Thorsten Albert Goebel Receives the Doctoral Prize of the Dr.-Ing. Siegfried Werth Foundation

Thorsten Albert Goebel of the Friedrich Schiller University Jena was awarded the Doctoral Prize of the Dr.-Ing. Siegfried Werth Foundation for Best Dissertation in The Field of Optical Metrology.

Dr. Goebel completed his doctorate under the supervision of ACP principal scientist Stefan Nolte on the topic "Femtosecond pulse-written fiber Bragg gratings as multi-channel filters." In his impressive work, he achieved significant advancements in the area of fiber Bragg gratings for optical filters and sensors for multicore fibers. The application areas are broad—ranging from narrowband and low-loss optical filters for sensing and spectroscopy to astronomy.

Groundbreaking Results

The starting point of his research was the development of a simulation tool for the calculation and optimization of complex grating structures, which enabled the realization of multi-resonant fiber Bragg gratings. The results showed that the complex grating structures of the so-called aperiodic fiber Bragg gratings are difficult to implement using the established phase mask technique and that these challenges have not yet been definitively solved. Even a developed highly complex phase mask did not yield the desired results within the fiber due to the diffraction effects of small structures. However, together with the research group led by Prof. Alexander Fuerbach from Macquarie University in Sydney, Australia, an approach was developed using a direct writing method. This laid the groundwork for successfully realizing an optimized setup for writing complex multi-resonant fiber Bragg gratings with up to 20 resonances. The next step he faced was overcoming the shadowing effects caused by the fiber cores in order to write fiber Bragg gratings in multicore fibers. Dr. Goebel addressed this challenge with a highly precise rotating writing process and a novel multicore fiber design developed in collaboration with the Fraunhofer IOF.

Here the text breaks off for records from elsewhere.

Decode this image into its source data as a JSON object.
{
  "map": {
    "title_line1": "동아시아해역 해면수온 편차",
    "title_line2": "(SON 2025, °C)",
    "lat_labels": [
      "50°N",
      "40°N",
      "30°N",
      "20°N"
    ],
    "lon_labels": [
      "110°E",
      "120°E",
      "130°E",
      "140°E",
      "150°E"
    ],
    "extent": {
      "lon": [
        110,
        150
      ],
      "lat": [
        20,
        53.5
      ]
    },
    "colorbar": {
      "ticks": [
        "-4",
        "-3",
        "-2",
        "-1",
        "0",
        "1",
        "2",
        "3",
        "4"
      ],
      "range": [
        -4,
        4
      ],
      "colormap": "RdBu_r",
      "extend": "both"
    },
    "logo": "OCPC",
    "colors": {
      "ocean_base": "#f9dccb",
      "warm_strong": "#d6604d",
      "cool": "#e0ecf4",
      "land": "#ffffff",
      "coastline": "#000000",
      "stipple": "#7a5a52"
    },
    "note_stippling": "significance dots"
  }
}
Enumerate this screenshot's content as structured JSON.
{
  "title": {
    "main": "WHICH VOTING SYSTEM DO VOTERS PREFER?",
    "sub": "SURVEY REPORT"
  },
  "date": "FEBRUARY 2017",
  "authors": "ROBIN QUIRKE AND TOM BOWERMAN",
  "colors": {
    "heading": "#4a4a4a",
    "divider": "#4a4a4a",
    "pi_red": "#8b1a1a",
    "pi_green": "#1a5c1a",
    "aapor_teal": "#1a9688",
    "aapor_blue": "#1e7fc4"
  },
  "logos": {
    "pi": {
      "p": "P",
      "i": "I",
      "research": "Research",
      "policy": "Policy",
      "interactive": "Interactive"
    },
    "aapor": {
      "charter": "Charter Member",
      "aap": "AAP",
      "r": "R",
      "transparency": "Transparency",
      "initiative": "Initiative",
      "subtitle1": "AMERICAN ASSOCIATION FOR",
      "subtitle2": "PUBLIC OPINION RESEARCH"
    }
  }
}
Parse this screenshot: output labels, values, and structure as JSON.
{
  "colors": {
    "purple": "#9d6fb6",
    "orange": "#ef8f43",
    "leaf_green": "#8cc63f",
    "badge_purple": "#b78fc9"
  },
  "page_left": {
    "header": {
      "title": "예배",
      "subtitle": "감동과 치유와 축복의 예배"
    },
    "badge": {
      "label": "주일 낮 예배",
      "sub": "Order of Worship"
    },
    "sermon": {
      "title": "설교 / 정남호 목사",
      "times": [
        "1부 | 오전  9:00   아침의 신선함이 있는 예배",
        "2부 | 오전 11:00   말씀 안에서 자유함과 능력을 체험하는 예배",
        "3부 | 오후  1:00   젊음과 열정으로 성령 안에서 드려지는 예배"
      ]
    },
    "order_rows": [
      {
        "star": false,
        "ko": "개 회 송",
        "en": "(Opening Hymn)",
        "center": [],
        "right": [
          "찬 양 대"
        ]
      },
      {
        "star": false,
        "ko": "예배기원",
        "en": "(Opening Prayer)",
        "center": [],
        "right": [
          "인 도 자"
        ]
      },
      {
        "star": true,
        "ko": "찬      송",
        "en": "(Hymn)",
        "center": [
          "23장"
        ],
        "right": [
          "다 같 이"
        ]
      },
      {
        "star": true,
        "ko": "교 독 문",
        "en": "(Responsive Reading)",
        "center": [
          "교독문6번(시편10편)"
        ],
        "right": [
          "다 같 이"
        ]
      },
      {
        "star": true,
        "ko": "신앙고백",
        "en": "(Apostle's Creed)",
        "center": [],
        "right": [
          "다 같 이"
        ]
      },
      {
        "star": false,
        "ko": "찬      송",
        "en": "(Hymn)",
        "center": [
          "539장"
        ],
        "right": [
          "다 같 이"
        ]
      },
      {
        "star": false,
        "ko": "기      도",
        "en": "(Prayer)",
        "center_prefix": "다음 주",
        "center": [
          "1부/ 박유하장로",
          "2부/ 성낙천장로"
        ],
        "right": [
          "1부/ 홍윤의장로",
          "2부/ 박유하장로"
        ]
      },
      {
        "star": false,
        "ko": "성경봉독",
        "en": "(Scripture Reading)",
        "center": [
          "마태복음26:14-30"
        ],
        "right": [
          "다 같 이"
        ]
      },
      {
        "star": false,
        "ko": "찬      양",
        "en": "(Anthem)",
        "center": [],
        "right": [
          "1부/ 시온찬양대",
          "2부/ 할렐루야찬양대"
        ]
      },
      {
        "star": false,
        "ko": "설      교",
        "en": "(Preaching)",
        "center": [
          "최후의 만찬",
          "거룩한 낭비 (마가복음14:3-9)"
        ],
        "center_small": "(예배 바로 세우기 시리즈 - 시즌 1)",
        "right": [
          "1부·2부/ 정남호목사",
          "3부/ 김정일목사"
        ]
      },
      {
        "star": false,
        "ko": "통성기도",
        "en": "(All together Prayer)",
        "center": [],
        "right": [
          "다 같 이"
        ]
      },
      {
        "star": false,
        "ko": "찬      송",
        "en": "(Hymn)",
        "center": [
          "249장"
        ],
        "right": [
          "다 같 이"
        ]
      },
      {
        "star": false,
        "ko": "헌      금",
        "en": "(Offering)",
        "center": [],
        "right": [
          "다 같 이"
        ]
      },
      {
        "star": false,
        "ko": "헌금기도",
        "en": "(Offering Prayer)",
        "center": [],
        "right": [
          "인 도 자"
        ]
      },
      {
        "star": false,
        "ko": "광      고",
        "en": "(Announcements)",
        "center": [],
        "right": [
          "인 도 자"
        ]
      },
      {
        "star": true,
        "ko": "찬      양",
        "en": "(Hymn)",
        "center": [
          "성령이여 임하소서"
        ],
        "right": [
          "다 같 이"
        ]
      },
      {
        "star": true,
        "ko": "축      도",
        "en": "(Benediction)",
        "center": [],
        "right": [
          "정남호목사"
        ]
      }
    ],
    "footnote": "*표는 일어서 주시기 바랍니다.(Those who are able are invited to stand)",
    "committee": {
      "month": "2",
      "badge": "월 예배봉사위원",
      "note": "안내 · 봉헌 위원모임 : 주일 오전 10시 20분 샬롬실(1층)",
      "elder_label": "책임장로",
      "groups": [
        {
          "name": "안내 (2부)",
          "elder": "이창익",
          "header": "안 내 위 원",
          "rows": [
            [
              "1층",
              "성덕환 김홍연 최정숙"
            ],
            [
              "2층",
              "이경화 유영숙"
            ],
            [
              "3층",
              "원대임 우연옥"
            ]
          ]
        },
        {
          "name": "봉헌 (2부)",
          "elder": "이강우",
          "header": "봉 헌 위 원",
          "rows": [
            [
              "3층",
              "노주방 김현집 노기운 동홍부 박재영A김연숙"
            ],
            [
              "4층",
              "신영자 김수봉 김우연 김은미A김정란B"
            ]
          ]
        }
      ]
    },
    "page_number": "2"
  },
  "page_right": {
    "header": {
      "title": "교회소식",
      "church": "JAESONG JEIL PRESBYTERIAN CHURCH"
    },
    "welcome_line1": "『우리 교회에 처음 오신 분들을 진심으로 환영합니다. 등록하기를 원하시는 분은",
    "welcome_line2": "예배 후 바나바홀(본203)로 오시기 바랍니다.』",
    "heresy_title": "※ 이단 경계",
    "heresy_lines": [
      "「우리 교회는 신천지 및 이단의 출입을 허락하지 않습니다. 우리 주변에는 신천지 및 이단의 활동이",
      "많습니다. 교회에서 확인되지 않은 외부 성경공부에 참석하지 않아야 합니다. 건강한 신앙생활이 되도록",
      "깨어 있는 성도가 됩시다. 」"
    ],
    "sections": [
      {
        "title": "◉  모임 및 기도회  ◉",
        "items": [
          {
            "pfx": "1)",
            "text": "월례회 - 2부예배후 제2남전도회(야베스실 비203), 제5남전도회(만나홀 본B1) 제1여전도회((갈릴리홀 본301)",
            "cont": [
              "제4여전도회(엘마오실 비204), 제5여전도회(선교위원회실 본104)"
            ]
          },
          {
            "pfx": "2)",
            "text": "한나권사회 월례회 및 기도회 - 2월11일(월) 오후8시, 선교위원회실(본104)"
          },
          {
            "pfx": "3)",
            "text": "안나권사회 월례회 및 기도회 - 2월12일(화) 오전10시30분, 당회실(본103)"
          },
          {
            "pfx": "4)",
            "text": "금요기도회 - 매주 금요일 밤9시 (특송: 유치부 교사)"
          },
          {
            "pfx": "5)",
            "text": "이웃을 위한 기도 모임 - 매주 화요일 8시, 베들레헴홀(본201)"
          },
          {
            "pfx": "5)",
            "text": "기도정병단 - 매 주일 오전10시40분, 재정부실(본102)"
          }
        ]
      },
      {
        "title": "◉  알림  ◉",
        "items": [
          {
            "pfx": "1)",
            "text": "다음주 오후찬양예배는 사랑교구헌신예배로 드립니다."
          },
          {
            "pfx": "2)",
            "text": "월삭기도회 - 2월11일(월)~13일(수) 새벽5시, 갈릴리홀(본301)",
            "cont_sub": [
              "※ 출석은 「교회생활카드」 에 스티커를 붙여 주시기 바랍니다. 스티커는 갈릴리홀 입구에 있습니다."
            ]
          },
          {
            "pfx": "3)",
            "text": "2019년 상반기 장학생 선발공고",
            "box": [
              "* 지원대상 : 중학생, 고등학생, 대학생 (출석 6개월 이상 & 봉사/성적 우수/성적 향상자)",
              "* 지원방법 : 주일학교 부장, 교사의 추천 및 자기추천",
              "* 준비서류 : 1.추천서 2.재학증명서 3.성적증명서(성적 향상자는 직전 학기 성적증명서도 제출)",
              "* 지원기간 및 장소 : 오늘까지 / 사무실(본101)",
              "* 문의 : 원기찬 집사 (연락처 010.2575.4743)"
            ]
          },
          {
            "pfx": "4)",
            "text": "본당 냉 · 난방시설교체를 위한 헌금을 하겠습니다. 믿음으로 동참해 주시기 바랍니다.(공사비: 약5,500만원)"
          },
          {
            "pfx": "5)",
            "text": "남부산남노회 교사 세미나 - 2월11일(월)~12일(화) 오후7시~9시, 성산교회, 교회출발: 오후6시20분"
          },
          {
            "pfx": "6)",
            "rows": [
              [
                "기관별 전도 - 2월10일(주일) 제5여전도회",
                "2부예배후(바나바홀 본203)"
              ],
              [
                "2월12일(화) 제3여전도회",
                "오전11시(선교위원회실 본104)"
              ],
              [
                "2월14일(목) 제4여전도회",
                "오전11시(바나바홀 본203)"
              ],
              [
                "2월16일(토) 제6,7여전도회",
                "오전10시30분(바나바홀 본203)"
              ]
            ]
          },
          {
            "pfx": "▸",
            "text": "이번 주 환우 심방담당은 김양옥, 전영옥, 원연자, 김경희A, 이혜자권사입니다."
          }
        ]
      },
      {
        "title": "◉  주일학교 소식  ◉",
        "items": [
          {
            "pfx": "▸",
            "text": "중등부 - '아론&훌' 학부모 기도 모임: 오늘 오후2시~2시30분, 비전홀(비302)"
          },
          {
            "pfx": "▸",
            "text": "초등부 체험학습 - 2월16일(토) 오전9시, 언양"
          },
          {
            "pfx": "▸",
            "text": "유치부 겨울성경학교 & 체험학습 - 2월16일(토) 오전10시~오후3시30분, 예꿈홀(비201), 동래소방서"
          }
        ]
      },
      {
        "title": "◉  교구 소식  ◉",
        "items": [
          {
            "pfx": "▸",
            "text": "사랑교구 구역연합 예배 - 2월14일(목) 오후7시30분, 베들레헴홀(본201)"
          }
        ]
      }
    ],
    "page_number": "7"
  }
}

Mr. Goebel succeeded in realizing a filter overlapping all cores by combining the novel writing method with the adapted fiber design. This was the first experimental demonstration of a targeted fiber Bragg grating filter in a 12-core fiber. Thorsten Goebel thus ventured into uncharted scientific territory, as overcoming previous limitations allows new spectral ranges for optical filters and sensors to be explored in the future, enabling new spectroscopic and sensor applications. Mr. Goebel made a significant contribution to low-loss spectral filtering in various application scenarios with his research work. Important milestones for spectroscopy and 3D fiber sensing in particular were reached, and future applications under real conditions are conceivable.

Distinguished Achievements 

During his doctorate, Goebel published 13 papers, filed two patents (one of which has already been granted), and completed a research stay in Australia. His outstanding scientific work was recognized already in 2018 with the "Best Student Presentation Award" at SPIE Photonics West.

Prof. Dr. Andreas Tünnermann praised Goebel's "excellent knowledge of fiber optics" and his "highly goal-oriented and consistent" working style. The awarding of the Doctoral Prize during Alumni Day of the Astronomical-Physical Faculty on June 7, 2024, honors Goebel's "significant contribution to low-loss spectral filtering in various application scenarios."

Visionary Motivation and Future Prospects

Thorsten Goebel's fascination with astronomy was a driving force behind his research. Inspired by the study of distant stars and planets, he focused on the near-infrared spectral range around 1500 nm, where the signatures of highly redshifted stars and exoplanets are found. One of the biggest challenges in this area is the emission from excited OH radicals in the Earth's atmosphere, which complicates the observation of the actual signals.

The goal of Goebel's work was to develop filters that very selectively suppress the OH lines while allowing the rest of the light to pass through. This filter function needed to be integrated into the fibers, as telescope signals are typically coupled into fibers anyway. To suppress many lines, Thorsten Goebel chose an aperiodic refractive index pattern and developed the aforementioned method for picometer-accurate inscription into the cores of special glass fibers.

The first use of the filters on a telescope is planned for the end of the year, highlighting the practical applications of his work. With his outstanding research, Thorsten Goebel has made significant contributions in the field of highly demanding metrology, making him a worthy and fitting recipient of this year's Siegfried Werth Prize.